Investors are cautioned that, except as disclosed in the filing statement or other disclosure document to be prepared in connection with the RTO, any information released or received with respect to the RTO may not be accurate or complete and should not be relied upon. Trading in the securities of Network will remain halted pending receipt and review of acceptable documentation regarding the RTO.
The Exchange has in no way passed upon the merits of the proposed RTO and has neither approved nor disapproved the contents of this press release.
For additional information, please contact the office at 604-638-7363.
Neither TSX Venture Exchange nor its Regulation Services Provider (as that term is defined in the policies of the TSX Venture Exchange) accepts responsibility for the adequacy or accuracy of this release.
ON BEHALF OF THE BOARD OF DIRECTORS
"Alexander Helmel"
President & CEO
This news release includes certain "forward-looking statements" under applicable Canadian securities legislation that are not historical facts.
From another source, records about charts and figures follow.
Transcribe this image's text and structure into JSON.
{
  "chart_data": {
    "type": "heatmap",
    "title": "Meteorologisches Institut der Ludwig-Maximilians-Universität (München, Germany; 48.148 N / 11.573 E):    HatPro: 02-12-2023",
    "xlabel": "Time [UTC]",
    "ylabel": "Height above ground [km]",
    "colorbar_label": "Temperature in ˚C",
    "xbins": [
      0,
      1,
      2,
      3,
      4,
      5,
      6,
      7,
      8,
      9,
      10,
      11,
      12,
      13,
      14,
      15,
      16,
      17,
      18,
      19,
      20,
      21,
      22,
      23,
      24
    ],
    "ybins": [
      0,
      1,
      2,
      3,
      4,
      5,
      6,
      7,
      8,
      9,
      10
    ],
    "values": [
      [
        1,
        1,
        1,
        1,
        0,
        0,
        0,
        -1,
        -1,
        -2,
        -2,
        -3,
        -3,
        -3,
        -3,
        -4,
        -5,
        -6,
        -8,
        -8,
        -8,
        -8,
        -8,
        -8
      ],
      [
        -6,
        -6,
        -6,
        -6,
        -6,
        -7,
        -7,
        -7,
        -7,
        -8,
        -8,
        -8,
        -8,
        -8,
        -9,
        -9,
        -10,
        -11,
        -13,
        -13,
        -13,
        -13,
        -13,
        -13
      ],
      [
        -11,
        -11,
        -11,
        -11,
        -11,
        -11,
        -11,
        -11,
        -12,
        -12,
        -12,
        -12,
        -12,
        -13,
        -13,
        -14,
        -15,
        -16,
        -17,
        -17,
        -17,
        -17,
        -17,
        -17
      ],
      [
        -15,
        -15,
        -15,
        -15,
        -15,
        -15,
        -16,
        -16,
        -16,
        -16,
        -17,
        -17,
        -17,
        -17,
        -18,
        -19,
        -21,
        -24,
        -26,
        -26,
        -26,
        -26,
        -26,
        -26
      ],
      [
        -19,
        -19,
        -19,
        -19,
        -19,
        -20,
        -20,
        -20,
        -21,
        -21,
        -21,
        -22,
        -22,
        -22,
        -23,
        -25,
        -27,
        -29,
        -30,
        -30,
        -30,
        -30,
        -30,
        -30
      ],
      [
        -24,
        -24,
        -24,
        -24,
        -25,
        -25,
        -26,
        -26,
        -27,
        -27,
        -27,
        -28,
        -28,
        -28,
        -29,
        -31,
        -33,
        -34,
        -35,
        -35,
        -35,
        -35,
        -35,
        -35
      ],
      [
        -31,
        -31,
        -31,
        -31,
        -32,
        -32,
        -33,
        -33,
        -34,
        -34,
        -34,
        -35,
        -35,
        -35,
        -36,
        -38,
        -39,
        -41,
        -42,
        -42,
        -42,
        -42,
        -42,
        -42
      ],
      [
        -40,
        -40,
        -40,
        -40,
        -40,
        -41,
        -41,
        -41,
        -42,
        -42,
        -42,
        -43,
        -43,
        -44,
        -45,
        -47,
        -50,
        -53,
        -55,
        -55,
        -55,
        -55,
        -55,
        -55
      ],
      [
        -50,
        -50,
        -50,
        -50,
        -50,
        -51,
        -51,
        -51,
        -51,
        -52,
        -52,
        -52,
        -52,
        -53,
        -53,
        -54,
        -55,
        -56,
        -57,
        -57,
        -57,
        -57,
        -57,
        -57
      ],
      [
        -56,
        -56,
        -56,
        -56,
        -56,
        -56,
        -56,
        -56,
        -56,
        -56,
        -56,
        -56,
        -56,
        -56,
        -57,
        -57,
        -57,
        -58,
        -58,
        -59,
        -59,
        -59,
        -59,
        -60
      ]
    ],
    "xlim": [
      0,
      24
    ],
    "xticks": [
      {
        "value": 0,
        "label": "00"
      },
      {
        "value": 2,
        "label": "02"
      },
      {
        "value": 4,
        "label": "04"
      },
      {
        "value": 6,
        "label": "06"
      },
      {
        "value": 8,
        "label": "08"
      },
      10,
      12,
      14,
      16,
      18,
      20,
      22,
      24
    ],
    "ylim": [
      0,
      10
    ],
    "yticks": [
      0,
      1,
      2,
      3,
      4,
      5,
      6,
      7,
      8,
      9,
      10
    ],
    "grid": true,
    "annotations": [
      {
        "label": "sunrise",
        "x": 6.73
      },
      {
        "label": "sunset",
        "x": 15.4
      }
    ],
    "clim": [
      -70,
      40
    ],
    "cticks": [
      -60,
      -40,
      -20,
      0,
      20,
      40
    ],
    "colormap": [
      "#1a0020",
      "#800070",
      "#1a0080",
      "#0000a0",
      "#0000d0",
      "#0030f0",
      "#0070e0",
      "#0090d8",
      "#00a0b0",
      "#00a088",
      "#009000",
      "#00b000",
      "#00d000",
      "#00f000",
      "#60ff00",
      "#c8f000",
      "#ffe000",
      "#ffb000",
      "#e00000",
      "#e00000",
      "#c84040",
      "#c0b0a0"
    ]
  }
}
Forward-looking statements involve risks, uncertainties, and other actors that could cause actual results, performance, prospects, and opportunities to differ materially from those expressed or implied by such forward-looking statements. Forward-looking statements in this news release include, but are not limited to, statements regarding the proposed RTO, the Concurrent Financing and the business and operations of Ynvisible, and information regarding the management, business and operations of the resulting issuer. Forward-looking statements are necessarily based on a number of estimates and assumptions that, while considered reasonable, are subject to known and unknown risks, uncertainties and other factors which may cause actual results and future events to differ materially from those expressed or implied by such forward-looking statements. Such factors include, but are not limited to: general business, economic and social uncertainties; litigation, legislative, environmental and other judicial, regulatory, political and competitive developments; delay or failure to receive board, shareholder or regulatory approvals for the RTO; an inability to complete the Concurrent Financing; those additional risks set out in the Company's public documents filed on SEDAR at www.sedar.com; and other matters discussed in this news release. Although the Company believes that the assumptions and factors used in preparing the forward-looking statements are reasonable, undue reliance should not be placed on these statements, which only apply as of the date of this news release, and no assurance can be given that such events will occur in the disclosed time frames or at all. Except where required by law, the Company disclaims any intention or obligation to update or revise any forward-looking statement, whether as a result of new information, future events, or otherwise.